Proper storage, however, is vital for the continued effectiveness of many skincare solids, especially with volatile ingredients like vitamin C. It’s also important for hygiene: another hurdle brands face to convince consumers to engage. Sbtrct sells reusable bamboo jars to ensure its leave-in bars are clean and protected from light, and Sbtrct and Grüum make dishes from a highly absorbent sedimentary rock called diatomite, which keeps cleansers dry and prevents the formation of bacteria.

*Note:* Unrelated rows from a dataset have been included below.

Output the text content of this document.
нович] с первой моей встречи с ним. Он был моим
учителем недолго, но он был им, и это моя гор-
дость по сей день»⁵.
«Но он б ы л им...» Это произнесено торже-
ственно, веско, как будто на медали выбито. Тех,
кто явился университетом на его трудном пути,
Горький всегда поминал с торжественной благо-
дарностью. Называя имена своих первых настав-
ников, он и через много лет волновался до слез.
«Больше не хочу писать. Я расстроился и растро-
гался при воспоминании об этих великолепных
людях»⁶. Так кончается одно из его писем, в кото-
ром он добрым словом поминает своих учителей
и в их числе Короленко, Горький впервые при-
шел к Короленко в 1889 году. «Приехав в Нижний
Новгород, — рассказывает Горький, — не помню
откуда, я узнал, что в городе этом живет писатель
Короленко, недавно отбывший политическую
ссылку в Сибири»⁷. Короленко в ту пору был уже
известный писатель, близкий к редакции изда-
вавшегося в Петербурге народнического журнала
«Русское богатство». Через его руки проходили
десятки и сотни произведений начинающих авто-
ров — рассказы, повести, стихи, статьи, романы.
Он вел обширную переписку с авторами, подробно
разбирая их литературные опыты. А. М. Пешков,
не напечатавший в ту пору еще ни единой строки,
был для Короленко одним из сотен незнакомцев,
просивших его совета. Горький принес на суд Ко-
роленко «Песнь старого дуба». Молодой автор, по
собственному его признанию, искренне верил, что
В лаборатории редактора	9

“To keep solid cosmetics in perfect condition for a long time, the golden rule is to always let them dry between each use”, explains Clara Croux, product manager at the French brand Typology, which markets three cleansing bars for the face. “The enemy of solid cosmetics is above all humidity.” Efficient storage means Skincare Solids are also travel-ready, eliminating the risk of leaks and making them a great carry-on option.
And customers seem to be willing to try them, thanks in part to their desire to be eco-friendly. According to market research firm Mintel, 8% of Britons used facial cleansing bars in 2020, rising to 12% in 2021, while 43% of women globally would be willing to spend more on facial cleansing products. eco-friendly beauty.
“Spurred on by a pandemic-induced reprioritization, sustainability is becoming a core expectation for skincare consumers. We see this reflected in the use of their products: they are moving away from traditional cleansers in favor of solid formats like cleansing bars,” says the Mintel manager. Samantha Dover, Retail Analyst: “The rise in usage shows a willingness to switch to better-for-the-environment skincare products, especially as the choice remains limited – just 0.5 % of women’s skincare launches were strong in 2020.”
Shaw is convinced that this will will be rewarded. “Consumers will not compromise on quality. Unless solid products work as well as their trusted bottled beauty products, they won’t make the switch,” he says. “In recent years, the quality and choice of solid skincare has taken leaps and bounds, and people are realizing that they don’t have to choose between what’s good for their skin and what’s better for the planet Efficiency and respect for the environment have finally converged.